Il 40% dell’olio extra vergine di oliva italiano è qualitativamente superiore rispetto al resto della produzione nazionale.
Non significa solo qualità organolettica, ma soprattutto frutto di una filiera che, in tutti i suoi passaggi – dalla terra, alla molitura, alla distribuzione – riserva le giuste attenzioni verso l’ambiente, il capitale umano, la gestione delle risorse e dei rifiuti, che riduce i fitofarmaci, adotta certificazioni, rispetta i parametri di qualità salutistica.
Lo dice il primo PIQ – Prodotto interno qualità sulla filiera oleicola, realizzato da Fondazione Symbola e CREA in collaborazione con Coldiretti e Unaprol.
Per misurare la qualità della filiera, Symbola e CREA hanno messo insieme 102 indicatori che rappresentano il più completo set informativo sulle diverse fasi produttive dell’olio.
Alcuni dimostrando tendenze positive – come il contenimento dei costi di consumo dell’acqua, la certificazione biologica, la quota di olio recuperato sul totale distribuito – che vengono soppesati con segnali d’allarme quando nella filiera qualcosa non torna.
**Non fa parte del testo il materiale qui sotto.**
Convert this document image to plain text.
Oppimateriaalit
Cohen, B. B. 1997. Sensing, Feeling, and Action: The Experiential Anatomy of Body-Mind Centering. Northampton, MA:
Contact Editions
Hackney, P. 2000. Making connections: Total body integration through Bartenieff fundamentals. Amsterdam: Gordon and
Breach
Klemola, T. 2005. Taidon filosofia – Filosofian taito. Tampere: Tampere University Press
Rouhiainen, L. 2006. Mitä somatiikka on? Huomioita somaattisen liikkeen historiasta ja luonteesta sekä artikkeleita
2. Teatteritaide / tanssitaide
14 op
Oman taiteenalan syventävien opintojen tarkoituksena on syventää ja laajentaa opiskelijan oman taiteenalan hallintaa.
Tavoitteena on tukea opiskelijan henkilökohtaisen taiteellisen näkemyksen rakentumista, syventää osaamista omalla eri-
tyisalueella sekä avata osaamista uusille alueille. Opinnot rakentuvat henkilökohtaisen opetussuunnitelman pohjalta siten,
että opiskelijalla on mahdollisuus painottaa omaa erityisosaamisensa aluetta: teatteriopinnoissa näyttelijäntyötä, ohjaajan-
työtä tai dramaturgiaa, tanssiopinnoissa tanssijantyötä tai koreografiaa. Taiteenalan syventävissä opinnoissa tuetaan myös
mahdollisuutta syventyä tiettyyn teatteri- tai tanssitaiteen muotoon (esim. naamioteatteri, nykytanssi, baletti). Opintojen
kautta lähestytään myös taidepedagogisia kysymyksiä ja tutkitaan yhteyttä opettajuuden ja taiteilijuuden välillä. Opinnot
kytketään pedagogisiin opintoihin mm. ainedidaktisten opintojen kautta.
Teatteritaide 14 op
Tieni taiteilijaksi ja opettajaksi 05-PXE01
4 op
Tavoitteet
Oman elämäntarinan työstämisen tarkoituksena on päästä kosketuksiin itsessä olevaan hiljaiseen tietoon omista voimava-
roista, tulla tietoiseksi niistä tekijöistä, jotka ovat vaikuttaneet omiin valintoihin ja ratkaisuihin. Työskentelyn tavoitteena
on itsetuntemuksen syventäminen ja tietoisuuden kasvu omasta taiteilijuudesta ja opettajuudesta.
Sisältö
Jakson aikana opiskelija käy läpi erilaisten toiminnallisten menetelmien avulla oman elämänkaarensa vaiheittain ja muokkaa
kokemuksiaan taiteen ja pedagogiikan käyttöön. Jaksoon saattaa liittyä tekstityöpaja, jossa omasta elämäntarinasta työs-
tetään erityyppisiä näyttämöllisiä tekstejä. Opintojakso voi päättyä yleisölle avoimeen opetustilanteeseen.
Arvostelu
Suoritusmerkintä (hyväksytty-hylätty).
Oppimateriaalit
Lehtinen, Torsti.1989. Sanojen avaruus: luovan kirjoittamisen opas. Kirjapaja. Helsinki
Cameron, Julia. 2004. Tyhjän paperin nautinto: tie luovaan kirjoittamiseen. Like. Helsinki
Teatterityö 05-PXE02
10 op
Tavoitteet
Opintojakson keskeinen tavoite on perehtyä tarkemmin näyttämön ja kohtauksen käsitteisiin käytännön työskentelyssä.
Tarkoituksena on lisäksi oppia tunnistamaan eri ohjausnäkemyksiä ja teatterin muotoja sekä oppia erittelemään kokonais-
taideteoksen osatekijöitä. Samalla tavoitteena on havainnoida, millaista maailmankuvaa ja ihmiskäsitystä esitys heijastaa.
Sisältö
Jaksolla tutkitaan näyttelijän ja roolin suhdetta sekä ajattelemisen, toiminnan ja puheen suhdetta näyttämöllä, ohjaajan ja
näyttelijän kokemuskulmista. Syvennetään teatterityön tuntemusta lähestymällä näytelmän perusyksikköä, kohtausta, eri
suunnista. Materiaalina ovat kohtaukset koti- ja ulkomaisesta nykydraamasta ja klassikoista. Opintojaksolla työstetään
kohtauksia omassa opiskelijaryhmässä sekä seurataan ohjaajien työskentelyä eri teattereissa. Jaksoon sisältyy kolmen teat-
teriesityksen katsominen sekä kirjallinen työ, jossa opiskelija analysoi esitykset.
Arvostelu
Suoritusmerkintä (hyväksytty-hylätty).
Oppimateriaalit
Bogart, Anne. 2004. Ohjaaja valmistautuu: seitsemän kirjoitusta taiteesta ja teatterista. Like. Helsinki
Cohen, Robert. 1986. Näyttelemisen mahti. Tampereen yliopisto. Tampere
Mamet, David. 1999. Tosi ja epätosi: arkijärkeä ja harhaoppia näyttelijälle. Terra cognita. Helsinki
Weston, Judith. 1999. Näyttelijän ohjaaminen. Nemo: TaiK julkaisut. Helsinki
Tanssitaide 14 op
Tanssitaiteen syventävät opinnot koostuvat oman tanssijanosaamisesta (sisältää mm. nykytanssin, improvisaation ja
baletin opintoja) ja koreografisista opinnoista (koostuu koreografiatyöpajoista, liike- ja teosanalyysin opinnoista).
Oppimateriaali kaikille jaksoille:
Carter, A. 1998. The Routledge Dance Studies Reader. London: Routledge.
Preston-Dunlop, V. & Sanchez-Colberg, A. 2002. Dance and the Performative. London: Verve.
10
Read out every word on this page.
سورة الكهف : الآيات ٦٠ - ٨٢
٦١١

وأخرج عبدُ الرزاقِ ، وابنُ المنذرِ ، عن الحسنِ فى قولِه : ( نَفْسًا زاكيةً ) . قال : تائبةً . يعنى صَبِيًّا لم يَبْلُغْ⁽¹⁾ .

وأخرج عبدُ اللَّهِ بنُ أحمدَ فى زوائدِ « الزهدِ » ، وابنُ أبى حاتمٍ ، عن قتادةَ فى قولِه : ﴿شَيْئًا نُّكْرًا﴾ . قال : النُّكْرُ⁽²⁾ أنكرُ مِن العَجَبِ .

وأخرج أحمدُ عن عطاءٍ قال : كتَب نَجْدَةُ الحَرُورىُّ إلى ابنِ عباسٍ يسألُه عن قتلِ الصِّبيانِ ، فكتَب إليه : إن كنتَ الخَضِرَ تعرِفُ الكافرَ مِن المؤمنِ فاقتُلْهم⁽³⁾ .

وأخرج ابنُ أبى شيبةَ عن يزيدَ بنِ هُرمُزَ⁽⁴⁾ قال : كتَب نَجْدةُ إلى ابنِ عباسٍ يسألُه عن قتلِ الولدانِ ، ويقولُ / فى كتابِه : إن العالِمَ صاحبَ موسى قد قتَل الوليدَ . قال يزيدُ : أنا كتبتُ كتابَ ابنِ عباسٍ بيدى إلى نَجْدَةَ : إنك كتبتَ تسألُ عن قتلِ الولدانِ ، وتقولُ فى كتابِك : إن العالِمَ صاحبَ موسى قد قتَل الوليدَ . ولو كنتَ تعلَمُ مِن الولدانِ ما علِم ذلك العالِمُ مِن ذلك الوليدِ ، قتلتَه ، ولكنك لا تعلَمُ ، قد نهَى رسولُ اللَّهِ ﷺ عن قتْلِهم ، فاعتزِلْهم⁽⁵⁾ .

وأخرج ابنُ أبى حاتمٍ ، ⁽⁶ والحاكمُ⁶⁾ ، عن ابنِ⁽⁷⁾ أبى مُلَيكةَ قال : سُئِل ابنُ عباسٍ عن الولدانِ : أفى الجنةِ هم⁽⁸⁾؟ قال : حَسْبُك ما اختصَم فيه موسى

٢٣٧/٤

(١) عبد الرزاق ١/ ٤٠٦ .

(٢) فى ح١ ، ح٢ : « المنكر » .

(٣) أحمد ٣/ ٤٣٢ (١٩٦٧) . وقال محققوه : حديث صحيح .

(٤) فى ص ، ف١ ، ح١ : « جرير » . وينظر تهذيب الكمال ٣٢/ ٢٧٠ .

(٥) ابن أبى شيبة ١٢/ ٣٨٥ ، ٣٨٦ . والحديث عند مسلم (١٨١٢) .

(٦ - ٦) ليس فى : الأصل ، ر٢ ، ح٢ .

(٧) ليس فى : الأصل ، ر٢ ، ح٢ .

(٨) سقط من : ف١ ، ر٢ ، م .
Attualmente si osserva dunque una polarizzazione del marcato: da una parte troviamo le imprese che scelgono la qualità, e fanno crescere il valore del loro prodotto; dall’altra ci sono quelle che, in difficoltà, tagliano sulla qualità puntando alla quantità.
Che differenza passa allora tra una bottiglia d’olio extravergine di oliva da 3 euro e una da 9?
La diversità sta nel sapore, ovviamente, e anche in parametri importanti come i polifenoli, lo squalene, il rapporto acido oleico/linoleico sui quali i diversi olii hanno valori che possono essere variare anche molto.